At another conference, my eye — now trained to spot AI-generated content — immediately caught a presentation built in Gamma. I'll admit I'm not a fan of that tool, and I don't share the enthusiasm of people who "create an entire presentation with a single prompt." I've sat through a few such talks where the slides, not the speaker, drove the narrative — and it wasn't a great experience. During this particular workshop, someone in the audience asked: "Was this presentation made in Gamma?" "Yes!" the speaker confirmed. "I used to spend an entire night making slides. Now I feed my materials into Gamma, it builds the slides, and I have more time to focus on delivering as much value to you as possible." And it was true — the workshop was excellent. In this case, the speaker put the soul into the slides, not the other way around. AI didn't strip the presentation of its individuality. For me, this is a perfect example of how AI frees up time for our own creative work.

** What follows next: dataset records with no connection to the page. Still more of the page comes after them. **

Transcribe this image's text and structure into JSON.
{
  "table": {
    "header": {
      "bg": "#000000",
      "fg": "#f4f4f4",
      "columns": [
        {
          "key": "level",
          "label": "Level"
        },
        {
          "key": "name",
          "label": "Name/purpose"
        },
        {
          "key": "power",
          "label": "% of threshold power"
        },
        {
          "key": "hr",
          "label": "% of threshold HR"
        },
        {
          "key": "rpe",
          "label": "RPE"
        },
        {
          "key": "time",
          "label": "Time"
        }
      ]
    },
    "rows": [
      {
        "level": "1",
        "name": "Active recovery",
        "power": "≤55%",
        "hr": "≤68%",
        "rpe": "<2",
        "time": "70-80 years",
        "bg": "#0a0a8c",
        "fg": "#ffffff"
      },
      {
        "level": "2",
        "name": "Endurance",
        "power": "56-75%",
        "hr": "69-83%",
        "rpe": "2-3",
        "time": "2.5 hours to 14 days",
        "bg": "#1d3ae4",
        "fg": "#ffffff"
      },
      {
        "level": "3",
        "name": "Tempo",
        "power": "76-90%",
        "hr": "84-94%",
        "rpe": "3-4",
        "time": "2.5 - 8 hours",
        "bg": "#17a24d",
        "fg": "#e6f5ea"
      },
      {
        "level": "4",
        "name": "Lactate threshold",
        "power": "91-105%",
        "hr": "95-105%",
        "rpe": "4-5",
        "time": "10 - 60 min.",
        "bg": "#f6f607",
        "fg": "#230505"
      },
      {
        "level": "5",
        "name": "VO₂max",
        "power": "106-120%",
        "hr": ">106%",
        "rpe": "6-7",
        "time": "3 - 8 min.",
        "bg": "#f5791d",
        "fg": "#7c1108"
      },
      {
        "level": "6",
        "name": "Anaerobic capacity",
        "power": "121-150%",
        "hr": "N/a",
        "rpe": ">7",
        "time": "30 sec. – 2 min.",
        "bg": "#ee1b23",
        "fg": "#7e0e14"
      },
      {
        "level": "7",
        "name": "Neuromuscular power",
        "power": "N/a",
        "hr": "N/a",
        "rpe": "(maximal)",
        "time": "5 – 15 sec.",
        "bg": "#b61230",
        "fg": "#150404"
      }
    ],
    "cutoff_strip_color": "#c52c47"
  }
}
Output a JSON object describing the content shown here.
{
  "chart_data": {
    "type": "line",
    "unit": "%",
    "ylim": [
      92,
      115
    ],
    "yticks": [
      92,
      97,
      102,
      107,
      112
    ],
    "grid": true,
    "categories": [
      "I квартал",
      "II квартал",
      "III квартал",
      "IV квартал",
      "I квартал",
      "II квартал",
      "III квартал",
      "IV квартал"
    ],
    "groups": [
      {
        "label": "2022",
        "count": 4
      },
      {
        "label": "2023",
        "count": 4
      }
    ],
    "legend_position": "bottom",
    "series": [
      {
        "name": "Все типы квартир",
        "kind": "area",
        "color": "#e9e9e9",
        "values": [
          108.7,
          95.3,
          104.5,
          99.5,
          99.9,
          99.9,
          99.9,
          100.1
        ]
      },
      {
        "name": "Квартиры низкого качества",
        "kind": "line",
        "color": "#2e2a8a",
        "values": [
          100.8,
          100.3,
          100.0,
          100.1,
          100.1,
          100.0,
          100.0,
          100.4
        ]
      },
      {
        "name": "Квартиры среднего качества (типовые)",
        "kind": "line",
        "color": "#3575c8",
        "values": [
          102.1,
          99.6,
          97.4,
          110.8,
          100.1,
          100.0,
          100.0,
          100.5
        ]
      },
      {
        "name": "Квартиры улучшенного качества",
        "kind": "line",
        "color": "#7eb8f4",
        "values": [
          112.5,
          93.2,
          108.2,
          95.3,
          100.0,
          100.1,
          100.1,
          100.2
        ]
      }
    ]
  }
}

The more examples like this I see, the more I believe that AI won't replace PMs. PMs who know how to use AI will replace those who don't. But it's important to distinguish between work created with AI support, where a human sets the direction, and work entirely generated by AI. The first is genuine human-machine synergy. The second is like a winter strawberry — it looks the part but tastes like grass.
I believe the best products don't come from the most sophisticated tools but from clear ideas. A quick sketch on a napkin or a story told with passion beats even the most polished AI-generated presentation. But combining human creativity with AI's capacity for grunt work opens the door to new possibilities — unicorns built by small teams and remarkable products that are still ahead of us.
One last thing — this article was written with the help of AI. But AI didn't decide its shape. My emotions did, the ones I shared with you at Product Cafe. See you next season.